Use Photos Across Devices
If you chat from your computer as well, you can use Google Messages for web to read threads and see attached photos directly from a browser after pairing it with your phone.
For cross-platform chats, when you send picture messages from Android to iPhone, your phone may fall back to MMS if RCS isn’t supported on the other side, which can compress images and make sending slower than pure RCS.
Quick Fixes When Photos Won’t Send or Load
If an image keeps spinning or fails with an error, here’s how to fix Google Messages not sending pictures without diving into advanced settings:
- Check connection – Confirm mobile data or Wi-Fi is on and stable.
- Update the app – Install any pending Google Messages updates from the Play Store.
- Check MMS and RCS settings – Ensure your carrier supports MMS and that RCS chat features, if available, are verified and active.

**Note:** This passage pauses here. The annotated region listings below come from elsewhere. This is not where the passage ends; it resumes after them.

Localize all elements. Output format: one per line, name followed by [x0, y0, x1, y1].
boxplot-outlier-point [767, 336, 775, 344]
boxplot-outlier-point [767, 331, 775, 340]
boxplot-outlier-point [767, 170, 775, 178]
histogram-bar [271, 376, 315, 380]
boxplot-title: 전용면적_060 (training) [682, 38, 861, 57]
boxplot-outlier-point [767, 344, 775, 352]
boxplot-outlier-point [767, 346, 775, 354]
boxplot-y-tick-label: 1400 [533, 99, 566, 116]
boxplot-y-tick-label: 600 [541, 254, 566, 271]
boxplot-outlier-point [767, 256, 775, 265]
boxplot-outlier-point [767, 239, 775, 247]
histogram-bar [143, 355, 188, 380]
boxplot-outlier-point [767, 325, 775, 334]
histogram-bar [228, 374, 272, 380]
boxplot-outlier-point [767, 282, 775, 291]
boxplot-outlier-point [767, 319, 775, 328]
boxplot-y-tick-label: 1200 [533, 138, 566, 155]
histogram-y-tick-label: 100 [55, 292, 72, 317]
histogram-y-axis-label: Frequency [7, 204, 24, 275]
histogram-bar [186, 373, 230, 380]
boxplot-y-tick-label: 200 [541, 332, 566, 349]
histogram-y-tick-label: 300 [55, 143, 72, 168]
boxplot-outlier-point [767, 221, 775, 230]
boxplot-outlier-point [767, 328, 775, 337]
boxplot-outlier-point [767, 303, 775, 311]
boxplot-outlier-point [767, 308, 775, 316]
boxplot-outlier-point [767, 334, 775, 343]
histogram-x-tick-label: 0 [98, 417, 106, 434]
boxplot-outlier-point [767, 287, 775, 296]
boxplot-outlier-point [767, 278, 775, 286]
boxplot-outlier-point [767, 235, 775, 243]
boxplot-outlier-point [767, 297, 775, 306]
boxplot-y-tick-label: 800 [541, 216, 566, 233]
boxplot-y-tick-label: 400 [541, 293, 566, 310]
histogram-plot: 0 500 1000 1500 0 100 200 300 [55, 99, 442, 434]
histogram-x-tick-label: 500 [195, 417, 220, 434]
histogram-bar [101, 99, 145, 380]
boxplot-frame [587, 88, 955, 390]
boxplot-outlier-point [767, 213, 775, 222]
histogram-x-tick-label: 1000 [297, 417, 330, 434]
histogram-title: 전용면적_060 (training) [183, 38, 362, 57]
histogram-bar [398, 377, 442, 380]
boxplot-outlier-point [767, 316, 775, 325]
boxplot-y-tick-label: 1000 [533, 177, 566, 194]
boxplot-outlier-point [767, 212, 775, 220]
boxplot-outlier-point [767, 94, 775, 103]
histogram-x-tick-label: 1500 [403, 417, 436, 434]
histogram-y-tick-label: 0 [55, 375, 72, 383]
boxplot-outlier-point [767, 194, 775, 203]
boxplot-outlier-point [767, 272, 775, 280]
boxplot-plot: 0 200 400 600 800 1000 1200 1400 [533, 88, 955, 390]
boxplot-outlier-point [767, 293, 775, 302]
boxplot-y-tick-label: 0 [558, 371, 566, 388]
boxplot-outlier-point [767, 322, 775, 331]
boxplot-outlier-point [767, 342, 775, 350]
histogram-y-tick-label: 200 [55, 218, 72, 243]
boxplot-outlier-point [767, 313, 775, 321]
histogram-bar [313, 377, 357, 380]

- Keep file sizes reasonable – Very large photos and videos may hit MMS size limits on some carriers; compressing or cropping can help.
- Restart phone and toggle data – A quick restart plus toggling mobile data off and on often clears temporary glitches.
If incoming images appear blurry or refuse to load, recent Google backend updates are specifically aimed at improving media reliability in Messages, so keeping your app up to date and providing feedback can help.
Final Thoughts
The new Google Messages experience makes it far easier to share pictures and videos from your phone, keep them organized, and enjoy them in a modern, immersive viewer. Once you know where the Gallery, camera, HD options, and fullscreen viewer live, sending and viewing photos becomes second nature—and you can spend more time enjoying the memories instead of fighting with your messaging app.
FAQs
Do photos I receive automatically save to my gallery?
Do photos save to gallery automatically? Usually no—tap Download or enable auto-save in settings.
Can I delete a photo without deleting the chat?
Can I delete one photo only? Yes—open it, tap delete or menu, choose delete.
How do I stop photo previews in notifications?
Hide photo previews in notifications? Turn off previews or sensitive content in Messages.
Can I favorite specific photos?
Can I favorite important photos? Star the message, then find it later via search.
Can I control sensitive or explicit photos?
Control sensitive photos? Enable sensitive content warnings in Messages safety settings to blur images.